Mais, si l’on en conclut avec Benjamin qu’il faut substituer un journalisme flâneur, se pose une question : où flâner ? Là, il faut aller voir comment Baudelaire décrit le flâneur :

« Pour le parfait flâneur, pour l’observateur passionné, écrit Baudelaire dans “Le Peintre de la vie moderne”, c’est une immense jouissance que d’élire domicile dans le nombre, dans l’ondoyant, dans le mouvement, dans le fugitif et l’infini [...] Ainsi l’amoureux de la vie universelle entre dans la foule comme dans un immense réservoir d’électricité. »

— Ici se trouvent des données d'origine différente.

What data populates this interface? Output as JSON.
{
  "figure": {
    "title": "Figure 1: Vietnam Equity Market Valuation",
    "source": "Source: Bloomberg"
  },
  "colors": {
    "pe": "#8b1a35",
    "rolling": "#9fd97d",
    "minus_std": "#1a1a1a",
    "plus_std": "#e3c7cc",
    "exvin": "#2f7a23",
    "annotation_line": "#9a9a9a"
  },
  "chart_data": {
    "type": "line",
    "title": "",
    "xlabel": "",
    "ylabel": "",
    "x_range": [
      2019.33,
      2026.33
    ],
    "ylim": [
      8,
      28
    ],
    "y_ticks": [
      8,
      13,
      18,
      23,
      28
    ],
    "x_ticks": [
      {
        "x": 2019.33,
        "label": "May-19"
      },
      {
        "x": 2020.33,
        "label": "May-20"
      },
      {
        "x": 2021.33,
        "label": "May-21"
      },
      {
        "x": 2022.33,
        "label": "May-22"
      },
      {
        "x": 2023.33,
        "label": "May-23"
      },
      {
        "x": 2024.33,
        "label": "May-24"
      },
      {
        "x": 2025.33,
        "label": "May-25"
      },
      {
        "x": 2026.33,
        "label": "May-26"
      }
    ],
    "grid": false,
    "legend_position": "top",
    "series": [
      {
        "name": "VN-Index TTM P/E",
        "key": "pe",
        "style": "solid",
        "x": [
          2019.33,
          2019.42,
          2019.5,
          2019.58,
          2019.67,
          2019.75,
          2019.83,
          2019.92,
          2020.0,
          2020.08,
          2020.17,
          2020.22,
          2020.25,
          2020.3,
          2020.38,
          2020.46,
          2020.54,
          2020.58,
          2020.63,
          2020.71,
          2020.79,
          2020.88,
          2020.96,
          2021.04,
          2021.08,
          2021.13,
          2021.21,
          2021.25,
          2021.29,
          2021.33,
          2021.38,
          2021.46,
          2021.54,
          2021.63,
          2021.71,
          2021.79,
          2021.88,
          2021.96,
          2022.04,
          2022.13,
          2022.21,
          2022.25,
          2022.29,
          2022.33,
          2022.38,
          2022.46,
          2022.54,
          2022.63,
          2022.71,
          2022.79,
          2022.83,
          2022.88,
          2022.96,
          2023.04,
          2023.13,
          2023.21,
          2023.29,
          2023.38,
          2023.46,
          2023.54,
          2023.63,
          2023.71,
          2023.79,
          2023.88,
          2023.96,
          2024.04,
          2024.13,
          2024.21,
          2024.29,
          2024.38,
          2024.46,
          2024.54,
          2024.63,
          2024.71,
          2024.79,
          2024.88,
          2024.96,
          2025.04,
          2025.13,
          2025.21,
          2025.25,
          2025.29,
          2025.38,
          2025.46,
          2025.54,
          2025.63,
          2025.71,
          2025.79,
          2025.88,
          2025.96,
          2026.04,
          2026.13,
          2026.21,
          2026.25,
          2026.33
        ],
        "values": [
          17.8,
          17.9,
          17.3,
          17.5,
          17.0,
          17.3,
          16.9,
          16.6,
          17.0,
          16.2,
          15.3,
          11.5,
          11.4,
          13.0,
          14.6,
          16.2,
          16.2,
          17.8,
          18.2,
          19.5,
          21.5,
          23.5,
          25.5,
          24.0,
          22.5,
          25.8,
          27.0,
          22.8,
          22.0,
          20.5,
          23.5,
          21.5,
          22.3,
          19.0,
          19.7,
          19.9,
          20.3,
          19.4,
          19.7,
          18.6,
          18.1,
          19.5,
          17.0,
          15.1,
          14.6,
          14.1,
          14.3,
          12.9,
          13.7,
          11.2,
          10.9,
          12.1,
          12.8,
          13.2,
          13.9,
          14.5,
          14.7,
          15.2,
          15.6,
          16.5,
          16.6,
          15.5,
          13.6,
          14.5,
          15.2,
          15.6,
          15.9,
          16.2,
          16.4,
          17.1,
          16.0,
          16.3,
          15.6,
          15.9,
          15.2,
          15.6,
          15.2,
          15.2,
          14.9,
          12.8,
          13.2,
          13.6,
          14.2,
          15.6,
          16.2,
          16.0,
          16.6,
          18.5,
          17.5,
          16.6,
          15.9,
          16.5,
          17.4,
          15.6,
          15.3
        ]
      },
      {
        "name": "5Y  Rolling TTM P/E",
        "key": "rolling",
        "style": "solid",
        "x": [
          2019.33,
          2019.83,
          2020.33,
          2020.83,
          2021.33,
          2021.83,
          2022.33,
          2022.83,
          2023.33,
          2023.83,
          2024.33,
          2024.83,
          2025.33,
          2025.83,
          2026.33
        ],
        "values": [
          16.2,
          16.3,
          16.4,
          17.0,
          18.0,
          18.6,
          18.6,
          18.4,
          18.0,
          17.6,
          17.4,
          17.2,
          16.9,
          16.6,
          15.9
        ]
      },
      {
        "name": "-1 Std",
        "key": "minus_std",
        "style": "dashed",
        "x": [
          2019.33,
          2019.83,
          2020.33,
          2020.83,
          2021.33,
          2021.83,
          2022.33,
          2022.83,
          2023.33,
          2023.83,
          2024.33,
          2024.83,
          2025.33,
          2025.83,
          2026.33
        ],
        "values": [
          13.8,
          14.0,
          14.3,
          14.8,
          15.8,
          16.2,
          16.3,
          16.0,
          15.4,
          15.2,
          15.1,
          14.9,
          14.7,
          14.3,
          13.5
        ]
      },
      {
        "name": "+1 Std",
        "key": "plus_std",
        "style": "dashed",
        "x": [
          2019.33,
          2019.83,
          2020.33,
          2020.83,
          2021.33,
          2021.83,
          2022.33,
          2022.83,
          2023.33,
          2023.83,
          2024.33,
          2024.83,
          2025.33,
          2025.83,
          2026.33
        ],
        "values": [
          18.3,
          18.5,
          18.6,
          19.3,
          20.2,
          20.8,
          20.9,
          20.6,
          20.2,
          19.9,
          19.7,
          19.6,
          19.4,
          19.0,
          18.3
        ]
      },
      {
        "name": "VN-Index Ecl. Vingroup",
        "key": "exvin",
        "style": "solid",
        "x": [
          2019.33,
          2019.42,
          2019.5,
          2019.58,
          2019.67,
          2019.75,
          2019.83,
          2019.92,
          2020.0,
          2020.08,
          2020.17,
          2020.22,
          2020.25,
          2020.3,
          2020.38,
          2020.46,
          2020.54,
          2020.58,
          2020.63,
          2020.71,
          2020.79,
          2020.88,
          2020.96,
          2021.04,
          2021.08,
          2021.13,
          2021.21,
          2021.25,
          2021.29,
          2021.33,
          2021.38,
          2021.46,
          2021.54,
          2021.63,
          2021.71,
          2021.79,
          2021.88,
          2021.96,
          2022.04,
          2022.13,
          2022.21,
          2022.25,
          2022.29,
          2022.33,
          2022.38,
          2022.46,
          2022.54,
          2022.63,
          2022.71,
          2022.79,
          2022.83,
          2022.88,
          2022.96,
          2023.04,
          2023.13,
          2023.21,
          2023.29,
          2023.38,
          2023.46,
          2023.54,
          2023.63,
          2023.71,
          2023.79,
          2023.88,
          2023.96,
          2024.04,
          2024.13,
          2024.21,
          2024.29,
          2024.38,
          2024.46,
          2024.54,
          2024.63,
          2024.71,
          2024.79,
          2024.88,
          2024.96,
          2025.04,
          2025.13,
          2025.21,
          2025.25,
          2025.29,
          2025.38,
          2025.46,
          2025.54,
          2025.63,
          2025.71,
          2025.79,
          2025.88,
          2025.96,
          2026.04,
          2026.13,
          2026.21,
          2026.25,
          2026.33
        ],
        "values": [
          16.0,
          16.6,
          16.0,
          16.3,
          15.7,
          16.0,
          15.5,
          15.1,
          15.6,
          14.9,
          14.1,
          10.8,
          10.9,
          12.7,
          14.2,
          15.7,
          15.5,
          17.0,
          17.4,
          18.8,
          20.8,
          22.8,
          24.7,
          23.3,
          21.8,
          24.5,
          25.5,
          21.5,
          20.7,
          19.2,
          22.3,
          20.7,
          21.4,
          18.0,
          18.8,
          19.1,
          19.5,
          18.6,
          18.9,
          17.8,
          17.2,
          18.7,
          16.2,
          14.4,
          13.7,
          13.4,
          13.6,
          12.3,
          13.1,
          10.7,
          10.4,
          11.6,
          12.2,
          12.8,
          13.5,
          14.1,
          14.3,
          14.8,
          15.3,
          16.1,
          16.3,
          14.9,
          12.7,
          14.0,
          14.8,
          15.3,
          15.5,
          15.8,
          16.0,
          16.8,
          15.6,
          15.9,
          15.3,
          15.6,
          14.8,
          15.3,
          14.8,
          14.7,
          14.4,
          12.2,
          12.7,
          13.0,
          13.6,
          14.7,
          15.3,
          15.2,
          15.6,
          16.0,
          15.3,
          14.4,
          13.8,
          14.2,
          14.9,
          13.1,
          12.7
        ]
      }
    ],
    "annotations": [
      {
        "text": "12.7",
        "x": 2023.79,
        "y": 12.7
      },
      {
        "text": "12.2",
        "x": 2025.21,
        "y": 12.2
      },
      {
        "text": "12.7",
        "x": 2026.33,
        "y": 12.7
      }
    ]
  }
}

Cette foule électrique, où la trouve-t-on aujourd’hui ? Dans la rue, bien sûr, toujours. Mais – vous me voyez venir… – « élire domicile dans le nombre, dans le mouvement, le fugitif », c’est aussi sûrement plonger dans Internet et les réseaux sociaux. La « modernité », dont parle Baudelaire, qu’il faut à la fois saisir et critiquer, n’est-elle pas là aussi ?

Flâner dans les réseaux

Il faudrait donc, pour qu’il produise quelque chose d’intéressant, définir les conditions de ce journalisme qui flâne dans les réseaux (perso, je passe beaucoup de temps à traîner dans les réseaux, mais je ne suis ps sûr d’être un rempart contre le fascisme). Car ce que fait le flâneur de Benjamin dans la rue – marcher, observer, interpréter –, n’est pas si simple à faire dans Internet où la technique conditionne toujours un peu les actions, et où le réseau nécessite une forme d’appartenance que la rue permet d’éviter.

Mais voilà, s’il faut faire ce travail pour moins se tromper, et ne pas reproduire les erreurs du passé, ça vaut le coup.